Measurement of cortical thickness and subjective assessment of cortical porosity on panoramic radiographs are methods previously reported for diagnosing osteoporosis. The aims of this study were to determine the relative efficacy of the mandibular cortical index and cortical width in detecting osteoporosis, both alone and in combination, and to determine the optimal cortical width threshold for referral for additional osteoporosis investigation. Six hundred seventy-one postmenopausal women 45 to 70 years of age were recruited for this study. They received dual energy x-ray absorptiometry (DXA) scans of the left hip and lumbar spine (L1 to L4), and dental panoramic radiographic examinations of the teeth and jaws. Three observers separately assessed the mandibular cortical width and porosity in the mental foramen region of the mandible. Cortical width was corrected for magnification errors. Chi-squared automatic interaction detection analysis (CHAID) software was used (SPSS AnswerTree, version 3.1, SPSS Inc., Chicago, IL). Chi-squared automatic interaction detection analysis showed that the cortical porosity was a poorer predictor of osteoporosis than mandibular cortical width.

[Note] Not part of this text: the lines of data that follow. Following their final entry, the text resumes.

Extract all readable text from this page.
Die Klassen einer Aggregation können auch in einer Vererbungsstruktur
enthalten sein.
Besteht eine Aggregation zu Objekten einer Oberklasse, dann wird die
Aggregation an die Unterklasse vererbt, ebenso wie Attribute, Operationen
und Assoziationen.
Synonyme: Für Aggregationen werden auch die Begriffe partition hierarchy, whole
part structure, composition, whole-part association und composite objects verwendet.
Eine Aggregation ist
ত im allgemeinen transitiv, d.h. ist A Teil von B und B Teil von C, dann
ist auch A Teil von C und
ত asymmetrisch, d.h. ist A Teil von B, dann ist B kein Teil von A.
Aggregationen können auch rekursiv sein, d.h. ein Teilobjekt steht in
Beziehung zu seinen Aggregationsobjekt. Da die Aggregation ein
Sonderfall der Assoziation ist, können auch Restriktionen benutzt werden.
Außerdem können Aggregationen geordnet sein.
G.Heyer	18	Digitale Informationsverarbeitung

For the 3 observers, a mandibular cortical width of <3 mm provided diagnostic odds ratios of 6.51, 6.09, and 8.04. The test is therefore only recommended in triage screening of individuals by using radiographs made for purposes other than osteoporosis. When evaluating panoramic radiographs, only those patients with the thinnest mandibular cortices (i.e., <3 mm) should be referred for further osteoporosis investigation.